Cervical Facet Syndrome (CFS) is a condition that affects the small joints in the neck, causing chronic pain. It is estimated that cervical facet joints are the source of pain in 49.3% to 60% of patients experiencing persistent neck discomfort. Because the symptoms can mimic simple muscle tension or a general stiff neck, CFS is sometimes initially misdiagnosed.
Understanding the Anatomy and Cause
The cervical facet joints are paired, small synovial joints located at the back of the neck vertebrae. These joints are situated between the bony projections of adjacent vertebrae and are covered with smooth articular cartilage within a fibrous capsule. Their primary function is to guide movement, allowing for flexion, extension, and rotation, while preventing excessive motion that could destabilize the spine.
Facet syndrome occurs when these joints become inflamed, irritated, or damaged. The most common cause is degeneration, often referred to as osteoarthritis or spondylosis, where the protective cartilage wears down over time. As the intervertebral discs lose height, increased pressure is placed on the facet joints, accelerating this degenerative process.
Trauma, such as a whiplash injury, is another significant cause, as the forceful movement can sprain the joint capsule. Repetitive strain from poor posture or occupational activities that require the neck to be held in an extended position can also contribute to chronic irritation. When the joint is damaged, it triggers pain signals carried by small nerves called the medial branches, leading to the symptoms of CFS.
Identifying Common Symptoms
The pain associated with Cervical Facet Syndrome is typically localized to the back of the neck, often described as an aching or dull discomfort. The pain worsens with movements that compress the joints, such as extending the neck or rotating the head to one side. Patients frequently experience tenderness directly over the affected joints, which are located just to the side of the midline.
The syndrome also produces referred pain, meaning the discomfort is felt in areas away from the joint pathology. Depending on the specific joint level affected, this pain can radiate to the shoulders, the upper back, or the base of the skull. For example, irritation of the C2-C3 joint is a common cause of headaches felt at the back of the head and sometimes behind the eyes.
Pain originating from the C5-C6 joint often refers to the lower neck and the top of the shoulder blade (scapula). While facet joint pain can extend into the shoulder and upper back, it generally does not travel past the elbow. This pattern helps distinguish it from radicular pain, which is typically a sharp, shooting pain radiating down the arm due to a pinched nerve root.
Confirming the Diagnosis
Diagnosis begins with a physical examination, where a physician checks for restricted range of motion and tenderness over the facet joints. Imaging studies, such as X-rays, CT, or MRI, are utilized primarily to rule out other causes of neck pain, like disc herniation or fractures. Degenerative changes visible on an image, such as bone spurs or cartilage loss, do not always correlate with a patient’s pain level.

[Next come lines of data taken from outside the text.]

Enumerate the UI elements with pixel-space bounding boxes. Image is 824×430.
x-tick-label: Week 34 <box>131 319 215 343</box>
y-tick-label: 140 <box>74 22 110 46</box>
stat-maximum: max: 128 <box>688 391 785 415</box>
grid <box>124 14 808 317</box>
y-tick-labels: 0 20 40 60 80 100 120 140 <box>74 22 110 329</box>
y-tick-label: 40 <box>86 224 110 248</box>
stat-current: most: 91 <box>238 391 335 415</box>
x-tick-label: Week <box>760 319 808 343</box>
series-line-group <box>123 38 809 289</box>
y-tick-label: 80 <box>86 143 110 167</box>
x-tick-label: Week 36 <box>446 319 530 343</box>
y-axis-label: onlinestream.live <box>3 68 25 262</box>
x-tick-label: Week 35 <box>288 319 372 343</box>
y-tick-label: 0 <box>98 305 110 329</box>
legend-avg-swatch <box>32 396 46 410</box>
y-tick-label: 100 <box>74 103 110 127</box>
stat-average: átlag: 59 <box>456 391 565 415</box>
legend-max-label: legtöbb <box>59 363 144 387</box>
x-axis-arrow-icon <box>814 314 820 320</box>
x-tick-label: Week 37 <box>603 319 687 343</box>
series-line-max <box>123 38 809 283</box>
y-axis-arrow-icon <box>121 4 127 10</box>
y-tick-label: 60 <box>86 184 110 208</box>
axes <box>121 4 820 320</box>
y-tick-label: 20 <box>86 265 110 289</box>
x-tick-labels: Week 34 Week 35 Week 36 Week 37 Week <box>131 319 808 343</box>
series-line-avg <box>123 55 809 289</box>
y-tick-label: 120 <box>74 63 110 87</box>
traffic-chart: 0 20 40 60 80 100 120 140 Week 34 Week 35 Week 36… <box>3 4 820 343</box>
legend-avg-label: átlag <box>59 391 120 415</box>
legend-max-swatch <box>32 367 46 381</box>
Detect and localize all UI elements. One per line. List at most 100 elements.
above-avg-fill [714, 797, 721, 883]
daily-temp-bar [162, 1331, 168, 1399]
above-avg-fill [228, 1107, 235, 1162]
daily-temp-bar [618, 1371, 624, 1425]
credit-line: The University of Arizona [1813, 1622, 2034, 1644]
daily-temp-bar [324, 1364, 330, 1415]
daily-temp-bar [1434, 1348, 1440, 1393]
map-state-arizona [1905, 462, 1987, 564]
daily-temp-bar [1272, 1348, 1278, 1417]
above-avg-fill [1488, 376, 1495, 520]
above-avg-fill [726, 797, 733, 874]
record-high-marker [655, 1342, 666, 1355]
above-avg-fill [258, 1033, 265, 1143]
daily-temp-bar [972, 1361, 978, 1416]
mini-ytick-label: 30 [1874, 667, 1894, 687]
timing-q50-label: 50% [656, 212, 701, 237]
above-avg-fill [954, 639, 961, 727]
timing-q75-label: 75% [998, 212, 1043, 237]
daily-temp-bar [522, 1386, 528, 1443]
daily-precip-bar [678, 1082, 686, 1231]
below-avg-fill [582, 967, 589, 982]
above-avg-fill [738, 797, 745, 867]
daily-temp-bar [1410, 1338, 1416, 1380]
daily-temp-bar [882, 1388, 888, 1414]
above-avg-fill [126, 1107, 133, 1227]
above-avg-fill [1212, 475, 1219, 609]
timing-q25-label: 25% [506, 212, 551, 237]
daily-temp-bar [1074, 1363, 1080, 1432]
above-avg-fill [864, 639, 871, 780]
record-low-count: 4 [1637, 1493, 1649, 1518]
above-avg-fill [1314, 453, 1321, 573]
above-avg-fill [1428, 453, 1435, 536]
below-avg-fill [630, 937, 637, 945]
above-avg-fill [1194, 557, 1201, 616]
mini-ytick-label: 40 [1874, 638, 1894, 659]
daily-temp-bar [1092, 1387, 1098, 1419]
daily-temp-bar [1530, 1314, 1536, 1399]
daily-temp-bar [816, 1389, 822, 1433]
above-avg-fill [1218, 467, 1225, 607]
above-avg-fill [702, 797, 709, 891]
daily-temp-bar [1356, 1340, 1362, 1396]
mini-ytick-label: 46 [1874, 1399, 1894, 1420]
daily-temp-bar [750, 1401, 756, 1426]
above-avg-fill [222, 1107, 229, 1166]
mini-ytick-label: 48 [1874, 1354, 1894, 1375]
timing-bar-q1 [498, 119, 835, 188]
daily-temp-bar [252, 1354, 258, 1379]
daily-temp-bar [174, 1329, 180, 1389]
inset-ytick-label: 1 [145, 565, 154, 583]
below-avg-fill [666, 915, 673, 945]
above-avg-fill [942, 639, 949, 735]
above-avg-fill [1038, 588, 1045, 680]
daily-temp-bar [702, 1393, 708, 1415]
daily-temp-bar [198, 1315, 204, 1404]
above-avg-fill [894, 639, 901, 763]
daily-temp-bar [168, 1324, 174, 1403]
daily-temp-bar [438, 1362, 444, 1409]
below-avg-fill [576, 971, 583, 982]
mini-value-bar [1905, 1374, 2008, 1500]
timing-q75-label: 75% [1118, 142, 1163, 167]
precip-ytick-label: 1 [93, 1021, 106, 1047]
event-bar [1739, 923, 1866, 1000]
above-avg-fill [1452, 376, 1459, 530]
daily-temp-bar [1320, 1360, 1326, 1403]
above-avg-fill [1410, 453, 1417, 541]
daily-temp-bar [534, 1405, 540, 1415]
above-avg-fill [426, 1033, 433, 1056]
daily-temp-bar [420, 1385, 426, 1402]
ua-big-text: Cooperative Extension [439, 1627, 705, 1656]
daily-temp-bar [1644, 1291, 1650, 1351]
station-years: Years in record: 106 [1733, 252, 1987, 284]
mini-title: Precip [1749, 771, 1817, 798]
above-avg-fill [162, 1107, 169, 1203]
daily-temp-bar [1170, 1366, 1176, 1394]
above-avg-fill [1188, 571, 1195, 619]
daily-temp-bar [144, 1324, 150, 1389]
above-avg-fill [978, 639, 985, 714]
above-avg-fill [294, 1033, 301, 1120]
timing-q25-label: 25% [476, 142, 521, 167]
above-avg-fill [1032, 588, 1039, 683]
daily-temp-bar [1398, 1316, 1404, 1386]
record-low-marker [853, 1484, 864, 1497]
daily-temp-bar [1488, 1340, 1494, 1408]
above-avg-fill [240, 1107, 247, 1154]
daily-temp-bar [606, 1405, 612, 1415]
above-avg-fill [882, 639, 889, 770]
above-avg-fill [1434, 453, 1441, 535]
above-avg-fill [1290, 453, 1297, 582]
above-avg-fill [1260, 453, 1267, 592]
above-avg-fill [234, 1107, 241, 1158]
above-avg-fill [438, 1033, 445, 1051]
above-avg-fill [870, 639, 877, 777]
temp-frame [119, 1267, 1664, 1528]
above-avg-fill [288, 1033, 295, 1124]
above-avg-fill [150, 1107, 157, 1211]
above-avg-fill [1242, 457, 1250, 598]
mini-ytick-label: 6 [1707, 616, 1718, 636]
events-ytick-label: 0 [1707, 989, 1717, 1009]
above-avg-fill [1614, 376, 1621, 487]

The definitive diagnostic tool is the medial branch block (MBB), a minimally invasive procedure. This involves injecting a small amount of local anesthetic near the medial branch nerves that transmit pain signals from the suspected facet joint. If the temporary numbing of these nerves results in a significant reduction in the patient’s typical pain, the facet joint is confirmed as the source of the discomfort.
To ensure accuracy, physicians often require two separate diagnostic blocks performed on different occasions. This provides confidence that the facet joint is the true pain generator, allowing for more targeted treatment.
Managing Cervical Facet Syndrome
The management of Cervical Facet Syndrome follows a progressive approach, starting with conservative measures. Physical therapy is a fundamental component, focusing on mobility exercises and strengthening the deep neck and supporting muscles to improve stability and reduce stress on the joints. Nonsteroidal anti-inflammatory drugs (NSAIDs) may be used to manage pain and reduce inflammation within the joint capsule.
If conservative treatments fail to provide lasting relief, interventional procedures are often considered. A therapeutic facet joint injection involves delivering a mixture of a local anesthetic and a corticosteroid directly into the joint capsule. This injection reduces inflammation and provides pain relief that can last for several months.
For patients who experience temporary relief from diagnostic blocks but whose pain returns, a more durable procedure is radiofrequency ablation (RFA). RFA uses heat generated by radiofrequency waves to create a controlled lesion on the medial branch nerves identified during the diagnostic blocks. This process disrupts the nerve’s ability to transmit pain signals from the facet joint to the brain, providing pain relief that can last for six to twelve months or longer. Surgery is reserved only for rare cases of instability or if all other non-surgical methods have failed to control the pain.